Diffusion Reconstruction towards Generalizable Audio Deepfake Detection
For researchers in audio forensics, this work provides a novel framework to improve generalization of ADD systems against evolving generative models.
The paper tackles the challenge of robust generalization in Audio Deepfake Detection (ADD) against unseen attacks. By using diffusion-based reconstruction to generate hard samples and applying multi-layer feature aggregation with Regularization-Assisted Contrastive Learning, the method achieves a significant reduction in average Equal Error Rate (EER) compared to the baseline.
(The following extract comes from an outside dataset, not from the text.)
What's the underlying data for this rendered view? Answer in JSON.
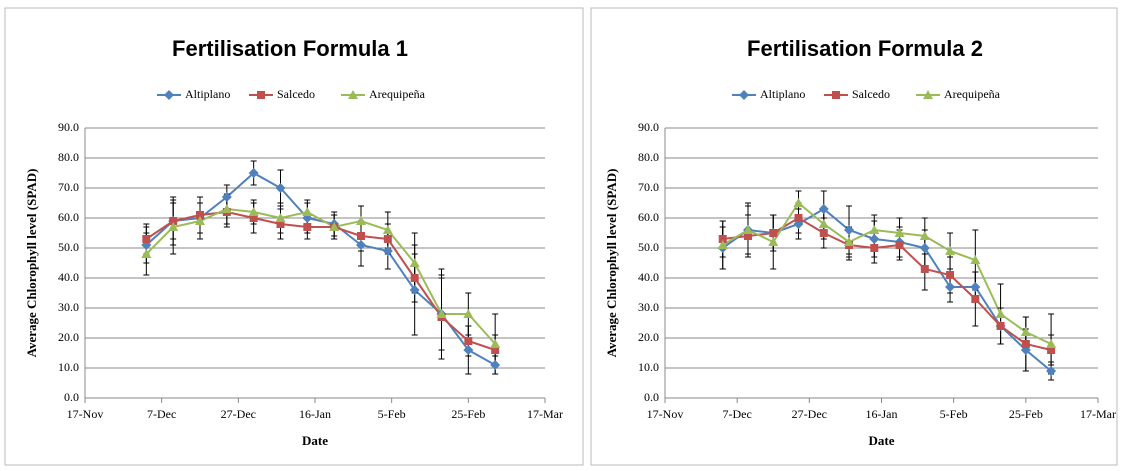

Achieving robust generalization against unseen attacks remains a challenge in Audio Deepfake Detection (ADD), driven by the rapid evolution of generative models. To address this, we propose a framework centered on hard sample classification. The core idea is that a model capable of distinguishing challenging hard samples is inherently equipped to handle simpler cases effectively. We investigate multiple reconstruction paradigms, identifying the diffusion-based method as optimal for generating hard samples. Furthermore, we leverage multi-layer feature aggregation and introduce a Regularization-Assisted Contrastive Learning (RACL) objective to enhance generalizability. Experiments demonstrate the superior generalization of our approach, with our best model achieving a significant reduction in the average Equal Error Rate (EER) compared to the baseline.